The cPass SARS-CoV-2 Neutralization Antibody Detection Kit from GenScript Biotech, Piscataway, NJ,specifically detects this type of antibody. Although the FDA has previously issued EUAs to more than 50 antibody tests, those tests only detect the presence of binding antibodies. Binding antibodies bind to a pathogen, such as a virus, but do not necessarily decrease the infection and destruction of cells. It’s important to note that the effect of neutralizing antibodies for SARS-CoV-2 in humans is still being researched.
“The ability to detect neutralizing antibodies can help us gain additional insight into what the existence of antibodies may mean for patients as we continue the fight against covid-19,” says Tim Stenzel, MD, PhD, director of the Office of In Vitro Diagnostics and Radiological Health in the FDA’s Center for Devices and Radiological Health. “There are still many unknowns about what the presence of SARS-CoV-2 antibodies may tell us about potential immunity, but today’s authorization gives us another tool to evaluate those antibodies as we continue to research and study this virus. Patients should not interpret results as telling them they are immune, or have any level of immunity, from the virus.”

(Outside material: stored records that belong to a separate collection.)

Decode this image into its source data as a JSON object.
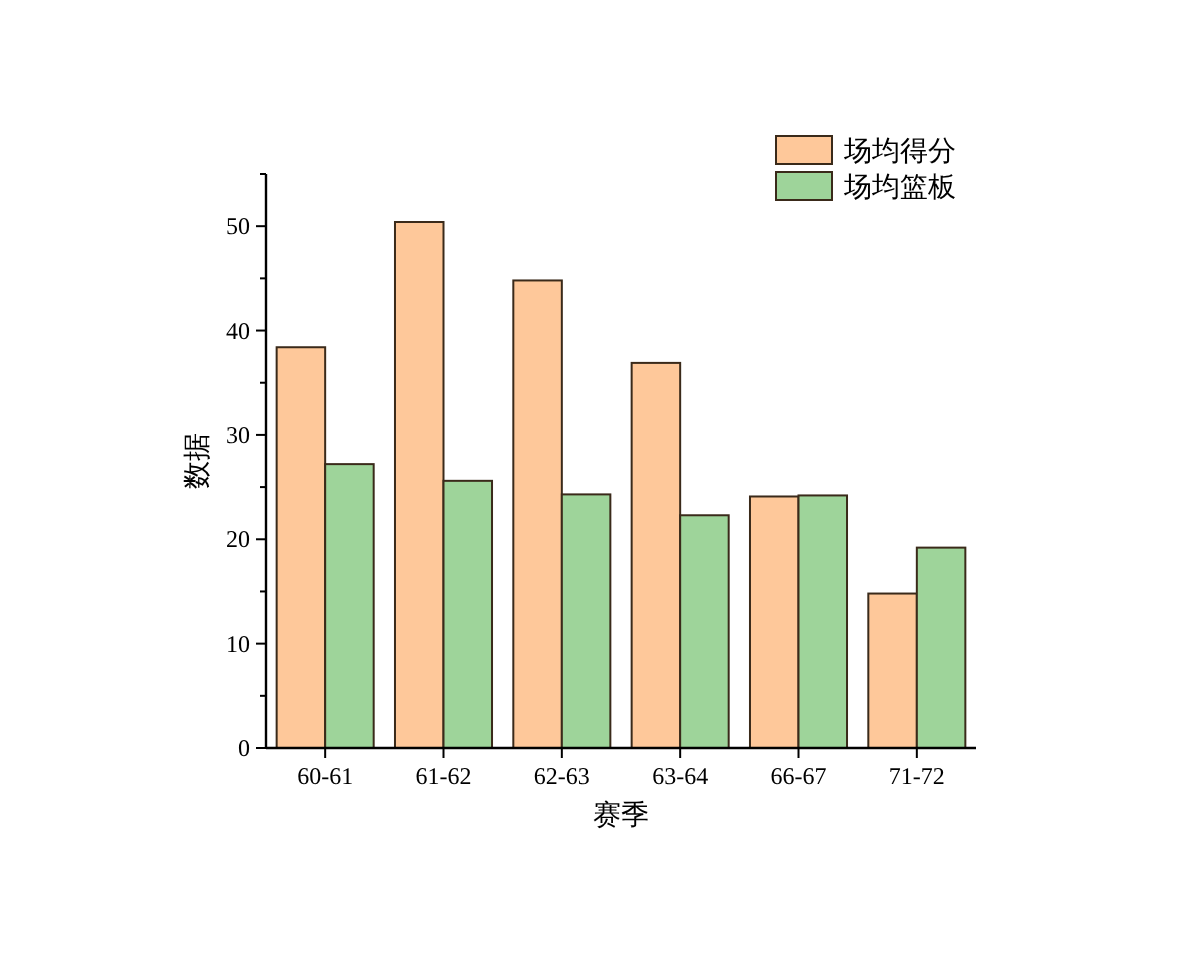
{
  "chart_data": {
    "type": "bar",
    "xlabel": "赛季",
    "ylabel": "数据",
    "categories": [
      "60-61",
      "61-62",
      "62-63",
      "63-64",
      "66-67",
      "71-72"
    ],
    "series": [
      {
        "name": "场均得分",
        "color": "#fec89a",
        "values": [
          38.4,
          50.4,
          44.8,
          36.9,
          24.1,
          14.8
        ]
      },
      {
        "name": "场均篮板",
        "color": "#9ed49a",
        "values": [
          27.2,
          25.6,
          24.3,
          22.3,
          24.2,
          19.2
        ]
      }
    ],
    "ylim": [
      0,
      55
    ],
    "yticks": [
      0,
      {
        "value": 5,
        "label": null
      },
      10,
      {
        "value": 15,
        "label": null
      },
      20,
      {
        "value": 25,
        "label": null
      },
      30,
      {
        "value": 35,
        "label": null
      },
      40,
      {
        "value": 45,
        "label": null
      },
      50,
      {
        "value": 55,
        "label": null
      }
    ],
    "legend": "top right"
  }
}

The FDA cautions patients against using the results from this test, or any serology test, as an indication that they can stop taking steps to protect themselves and others, such as stopping social distancing, discontinuing wearing masks, or returning to work. The FDA also wants to remind patients that serology tests should not be used to diagnose an active infection, as they only detect antibodies that the immune system develops in response to the virus, not the virus itself.